The principles, which can be found here, include an opt-in clause whereby a web site must get the consumer’s permission to share his data if the site wants to use it beyond a 24-hour period. They also require that consumer information is purged after 90 days, and include a Do Not Track List, by which consumers could opt out of data collection entirely. Jeff Chester, executive director of the Center for Digital Democracy, believes that list would be more granular, allowing a consumer to select categories by which he would like to filter his ads in a manner similar to one proposed earlier this year by Google.
According to the consumer groups’ recommendations, people also should have the right to know what data is collected about them and have the ability to fix incorrect information attributed to them. Plus that data shouldn’t be available to just anyone — it should be kept secure and shouldn’t be accessible for non-advertising purposes except via subpoena. Those suggestions leave today’s recommendations and those by various online advertisers we wrote about in July pretty far apart.
Since companies such as Yahoo, Google, Microsoft and even Facebook stand to gain a considerable amount from selling targeted ads, regulations to make consumer data less accessible as well as more expensive to keep and use could harm their business models. The promise of highly targeted ads supports the valuations of many of today’s online media properties and social networks. Figuring out how to protect consumers’ privacy while also keeping quality content online for free is a balancing act that many web site users probably don’t even see.

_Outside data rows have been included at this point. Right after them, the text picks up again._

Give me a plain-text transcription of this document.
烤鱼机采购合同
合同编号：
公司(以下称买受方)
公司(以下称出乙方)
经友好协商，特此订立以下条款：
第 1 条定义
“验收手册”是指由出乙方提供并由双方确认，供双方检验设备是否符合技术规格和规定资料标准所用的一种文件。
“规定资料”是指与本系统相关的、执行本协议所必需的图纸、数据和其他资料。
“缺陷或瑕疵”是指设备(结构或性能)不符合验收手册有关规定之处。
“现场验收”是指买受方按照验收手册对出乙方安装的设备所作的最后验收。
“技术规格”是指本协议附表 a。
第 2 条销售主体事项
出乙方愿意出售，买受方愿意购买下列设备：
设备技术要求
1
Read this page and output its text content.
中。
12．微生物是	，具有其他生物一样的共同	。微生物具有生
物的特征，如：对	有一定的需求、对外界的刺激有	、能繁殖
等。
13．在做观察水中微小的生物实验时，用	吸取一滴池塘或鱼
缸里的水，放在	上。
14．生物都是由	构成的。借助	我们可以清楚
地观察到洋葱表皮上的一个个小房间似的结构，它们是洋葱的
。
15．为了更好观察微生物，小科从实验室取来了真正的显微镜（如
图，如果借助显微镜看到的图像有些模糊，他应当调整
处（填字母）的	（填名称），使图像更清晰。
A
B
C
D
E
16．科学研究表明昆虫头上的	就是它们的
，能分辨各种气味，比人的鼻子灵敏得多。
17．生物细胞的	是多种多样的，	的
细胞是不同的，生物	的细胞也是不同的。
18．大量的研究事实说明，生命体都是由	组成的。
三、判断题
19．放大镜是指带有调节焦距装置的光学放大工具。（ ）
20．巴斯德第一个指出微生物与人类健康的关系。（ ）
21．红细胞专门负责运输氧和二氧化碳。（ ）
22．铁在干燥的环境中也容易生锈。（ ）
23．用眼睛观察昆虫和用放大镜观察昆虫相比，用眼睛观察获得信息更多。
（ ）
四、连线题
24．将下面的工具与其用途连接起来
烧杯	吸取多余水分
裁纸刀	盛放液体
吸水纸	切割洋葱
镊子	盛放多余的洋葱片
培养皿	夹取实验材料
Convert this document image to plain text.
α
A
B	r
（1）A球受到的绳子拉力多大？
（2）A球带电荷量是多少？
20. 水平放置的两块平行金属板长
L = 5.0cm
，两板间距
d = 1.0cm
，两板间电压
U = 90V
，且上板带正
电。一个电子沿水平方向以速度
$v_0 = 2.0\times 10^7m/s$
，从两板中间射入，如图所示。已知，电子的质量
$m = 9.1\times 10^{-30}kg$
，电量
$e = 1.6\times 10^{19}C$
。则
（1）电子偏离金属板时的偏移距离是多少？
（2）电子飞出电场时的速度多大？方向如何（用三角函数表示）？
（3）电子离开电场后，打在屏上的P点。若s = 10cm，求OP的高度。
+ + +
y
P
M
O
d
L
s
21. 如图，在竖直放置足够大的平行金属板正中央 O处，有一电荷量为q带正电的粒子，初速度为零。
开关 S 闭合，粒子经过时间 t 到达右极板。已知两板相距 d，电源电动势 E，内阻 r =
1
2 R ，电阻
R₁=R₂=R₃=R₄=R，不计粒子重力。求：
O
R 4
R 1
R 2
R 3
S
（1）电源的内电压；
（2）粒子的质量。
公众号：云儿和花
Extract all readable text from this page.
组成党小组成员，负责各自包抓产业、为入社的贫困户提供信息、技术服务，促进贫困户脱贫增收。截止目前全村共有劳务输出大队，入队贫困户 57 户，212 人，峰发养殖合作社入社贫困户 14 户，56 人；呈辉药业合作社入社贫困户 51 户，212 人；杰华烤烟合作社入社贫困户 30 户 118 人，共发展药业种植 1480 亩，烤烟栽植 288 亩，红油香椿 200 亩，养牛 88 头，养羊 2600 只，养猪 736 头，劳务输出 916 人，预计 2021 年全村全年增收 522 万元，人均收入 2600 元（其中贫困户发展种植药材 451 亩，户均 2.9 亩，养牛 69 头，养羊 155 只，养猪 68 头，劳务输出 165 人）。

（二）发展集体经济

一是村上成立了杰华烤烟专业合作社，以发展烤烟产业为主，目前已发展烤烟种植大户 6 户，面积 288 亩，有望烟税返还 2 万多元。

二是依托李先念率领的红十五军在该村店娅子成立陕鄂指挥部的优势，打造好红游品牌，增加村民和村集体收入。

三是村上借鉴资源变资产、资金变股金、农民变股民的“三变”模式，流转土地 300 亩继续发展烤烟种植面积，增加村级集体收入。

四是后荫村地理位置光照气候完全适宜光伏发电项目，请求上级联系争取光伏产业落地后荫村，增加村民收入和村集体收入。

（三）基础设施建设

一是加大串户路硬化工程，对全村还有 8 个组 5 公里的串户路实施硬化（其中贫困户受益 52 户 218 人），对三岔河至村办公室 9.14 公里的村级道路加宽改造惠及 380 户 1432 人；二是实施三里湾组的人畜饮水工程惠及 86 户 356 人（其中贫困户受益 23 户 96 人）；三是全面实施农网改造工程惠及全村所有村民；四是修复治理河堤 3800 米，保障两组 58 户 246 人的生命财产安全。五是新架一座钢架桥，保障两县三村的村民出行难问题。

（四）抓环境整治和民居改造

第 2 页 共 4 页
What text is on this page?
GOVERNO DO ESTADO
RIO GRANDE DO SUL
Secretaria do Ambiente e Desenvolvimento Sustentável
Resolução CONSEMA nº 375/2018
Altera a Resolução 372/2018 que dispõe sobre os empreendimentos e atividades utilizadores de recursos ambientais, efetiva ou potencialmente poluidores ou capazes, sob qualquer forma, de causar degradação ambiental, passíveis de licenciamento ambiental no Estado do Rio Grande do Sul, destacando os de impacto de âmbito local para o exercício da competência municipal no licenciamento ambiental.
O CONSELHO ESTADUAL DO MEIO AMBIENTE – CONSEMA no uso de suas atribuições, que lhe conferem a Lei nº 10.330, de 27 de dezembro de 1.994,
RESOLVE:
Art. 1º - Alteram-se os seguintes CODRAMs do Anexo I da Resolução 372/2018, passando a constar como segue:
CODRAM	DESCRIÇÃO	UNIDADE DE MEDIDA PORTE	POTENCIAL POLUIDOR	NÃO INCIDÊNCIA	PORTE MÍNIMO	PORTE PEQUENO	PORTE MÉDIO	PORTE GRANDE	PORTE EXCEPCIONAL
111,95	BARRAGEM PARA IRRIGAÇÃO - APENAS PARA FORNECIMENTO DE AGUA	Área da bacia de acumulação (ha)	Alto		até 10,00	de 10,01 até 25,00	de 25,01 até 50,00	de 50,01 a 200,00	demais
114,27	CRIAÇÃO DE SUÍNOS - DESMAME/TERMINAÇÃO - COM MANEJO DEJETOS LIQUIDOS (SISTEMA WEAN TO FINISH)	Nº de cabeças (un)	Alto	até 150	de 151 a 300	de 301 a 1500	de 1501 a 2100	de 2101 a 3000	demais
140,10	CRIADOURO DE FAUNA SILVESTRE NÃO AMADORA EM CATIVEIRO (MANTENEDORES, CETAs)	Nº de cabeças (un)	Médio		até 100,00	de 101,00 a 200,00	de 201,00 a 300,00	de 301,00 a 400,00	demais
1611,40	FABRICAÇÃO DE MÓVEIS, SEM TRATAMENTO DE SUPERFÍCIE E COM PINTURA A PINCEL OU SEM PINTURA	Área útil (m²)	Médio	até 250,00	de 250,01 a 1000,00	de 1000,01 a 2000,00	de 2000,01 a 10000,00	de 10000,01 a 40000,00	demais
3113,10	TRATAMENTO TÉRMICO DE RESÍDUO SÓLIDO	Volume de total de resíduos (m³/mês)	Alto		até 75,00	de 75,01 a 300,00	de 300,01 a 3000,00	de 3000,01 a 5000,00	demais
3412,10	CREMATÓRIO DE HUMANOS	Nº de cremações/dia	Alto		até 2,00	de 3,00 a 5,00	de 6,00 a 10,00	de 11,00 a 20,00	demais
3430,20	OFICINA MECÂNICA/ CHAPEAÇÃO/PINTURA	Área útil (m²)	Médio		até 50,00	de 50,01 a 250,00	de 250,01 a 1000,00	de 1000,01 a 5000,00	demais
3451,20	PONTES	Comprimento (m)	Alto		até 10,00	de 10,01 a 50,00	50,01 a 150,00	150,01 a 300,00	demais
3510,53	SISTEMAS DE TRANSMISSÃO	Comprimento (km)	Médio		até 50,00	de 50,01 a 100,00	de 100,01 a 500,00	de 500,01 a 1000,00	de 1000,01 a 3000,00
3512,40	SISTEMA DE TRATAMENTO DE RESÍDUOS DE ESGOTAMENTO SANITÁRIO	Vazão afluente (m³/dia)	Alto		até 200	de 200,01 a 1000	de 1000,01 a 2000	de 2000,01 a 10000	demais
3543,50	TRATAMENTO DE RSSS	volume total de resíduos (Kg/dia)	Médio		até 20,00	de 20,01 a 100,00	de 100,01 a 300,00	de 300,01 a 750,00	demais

Many of today’s recommendations aim to let consumers know that such a balancing act is taking place and to give them a glimpse of the trade-off between their privacy and their pocketbooks. It’s possible that if such recommendations are acted on, users might get more useful ads, ones that they are willing to see. But for the web portals and others hoping to take advantage of online ads, the recommendations would make what they do more expensive. And they could push consumers to opt out of providing personal data entirely.